İnsan, konuşarak ifade etme yeteneğini keşfettiği ilk zamanlarda, gördüklerini ve deneyimlerini kaydetmek için kaya resimleri ve figürinler oluşturdu. Endonezya’da bulunan 45 bin yıllık renkli kaya resmi ve Almanya’da keşfedilen 35-45 bin yıllık Stadel Aslan-İnsanı gibi eserler, insanın sanat ve iletişimdeki başlangıç noktalarını temsil eder.
Yazının Doğuşu ve Sümer Uygarlığı
Yazının icadıyla birlikte Sümer uygarlığı, Fırat ve Dicle nehirleri arasında gelişen bir kültür olarak sayı ve yazıyı insanlığa tanıttı. Sümerler, çivi yazısıyla yazdıkları tabletler aracılığıyla sayı sistemlerini, astronomiyi ve edebiyatı geliştirdiler. Bu sayede insanlığın bilgi birikimi hızla arttı ve uygarlık yükseldi.

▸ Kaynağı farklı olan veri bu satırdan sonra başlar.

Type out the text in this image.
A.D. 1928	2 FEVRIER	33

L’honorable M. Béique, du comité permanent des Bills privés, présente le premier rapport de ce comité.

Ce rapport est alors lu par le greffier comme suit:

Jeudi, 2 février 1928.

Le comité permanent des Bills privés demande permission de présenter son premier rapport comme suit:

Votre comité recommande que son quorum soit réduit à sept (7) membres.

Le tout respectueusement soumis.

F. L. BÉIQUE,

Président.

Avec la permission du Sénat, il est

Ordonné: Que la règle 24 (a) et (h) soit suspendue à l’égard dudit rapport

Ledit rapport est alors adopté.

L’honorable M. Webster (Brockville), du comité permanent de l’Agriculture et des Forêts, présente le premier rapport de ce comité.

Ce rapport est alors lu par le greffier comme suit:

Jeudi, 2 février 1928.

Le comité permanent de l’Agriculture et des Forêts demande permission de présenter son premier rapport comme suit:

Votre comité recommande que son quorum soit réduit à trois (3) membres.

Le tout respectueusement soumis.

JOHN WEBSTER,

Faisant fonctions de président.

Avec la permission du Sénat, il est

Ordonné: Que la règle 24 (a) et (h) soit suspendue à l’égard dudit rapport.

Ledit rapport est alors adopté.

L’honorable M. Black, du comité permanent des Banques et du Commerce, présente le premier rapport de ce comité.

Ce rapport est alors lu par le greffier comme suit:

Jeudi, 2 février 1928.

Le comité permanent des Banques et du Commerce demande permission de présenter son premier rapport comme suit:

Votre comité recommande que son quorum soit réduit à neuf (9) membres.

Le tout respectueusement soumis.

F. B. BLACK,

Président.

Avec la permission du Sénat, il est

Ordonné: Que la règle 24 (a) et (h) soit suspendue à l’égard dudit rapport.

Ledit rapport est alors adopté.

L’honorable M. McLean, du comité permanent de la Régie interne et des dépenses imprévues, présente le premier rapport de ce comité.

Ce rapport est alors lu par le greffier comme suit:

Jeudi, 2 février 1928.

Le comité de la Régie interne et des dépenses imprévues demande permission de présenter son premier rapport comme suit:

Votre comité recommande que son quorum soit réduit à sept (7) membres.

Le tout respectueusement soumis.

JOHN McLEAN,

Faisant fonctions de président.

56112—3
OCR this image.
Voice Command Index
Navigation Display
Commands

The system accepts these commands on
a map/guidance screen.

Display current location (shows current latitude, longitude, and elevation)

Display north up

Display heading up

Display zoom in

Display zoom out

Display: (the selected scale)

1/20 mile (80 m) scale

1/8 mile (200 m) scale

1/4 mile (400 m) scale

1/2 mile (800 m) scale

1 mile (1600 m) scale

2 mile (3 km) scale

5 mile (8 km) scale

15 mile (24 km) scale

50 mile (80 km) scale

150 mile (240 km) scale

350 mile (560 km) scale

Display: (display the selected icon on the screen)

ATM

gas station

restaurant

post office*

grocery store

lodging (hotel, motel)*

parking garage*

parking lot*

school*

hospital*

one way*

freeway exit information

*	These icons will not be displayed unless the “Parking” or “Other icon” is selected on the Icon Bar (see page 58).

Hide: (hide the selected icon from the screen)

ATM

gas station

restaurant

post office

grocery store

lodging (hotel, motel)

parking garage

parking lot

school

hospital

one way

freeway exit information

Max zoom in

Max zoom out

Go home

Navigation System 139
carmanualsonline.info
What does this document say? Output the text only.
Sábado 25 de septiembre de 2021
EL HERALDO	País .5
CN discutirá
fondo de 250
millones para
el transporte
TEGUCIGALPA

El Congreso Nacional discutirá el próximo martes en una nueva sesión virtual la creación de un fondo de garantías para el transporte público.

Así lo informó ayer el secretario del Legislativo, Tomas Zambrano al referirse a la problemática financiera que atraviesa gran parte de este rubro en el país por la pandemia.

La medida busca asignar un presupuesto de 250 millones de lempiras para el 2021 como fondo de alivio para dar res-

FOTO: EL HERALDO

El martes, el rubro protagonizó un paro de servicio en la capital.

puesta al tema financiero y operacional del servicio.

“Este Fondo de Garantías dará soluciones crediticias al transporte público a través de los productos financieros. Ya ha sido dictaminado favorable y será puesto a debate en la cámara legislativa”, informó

Pergamon Kütüphanesi ve Parşömen İcadı
Pergamon Krallığı’nın kültür merkezi haline gelen Pergamon’da, Kral II.Eumenes’in liderliğinde büyük bir kütüphane kuruldu. Kütüphane yöneticisi Krates, papirüsün yerine geçecek bir yazı gereci icat etmek için çalıştı ve parşömen adını verdiği bu deri tabakaları kullanarak yeni bir yazı malzemesi oluşturdu. Parşömen, papirüse göre daha sağlam ve kullanışlı olmasıyla tercih edilmeye başlandı.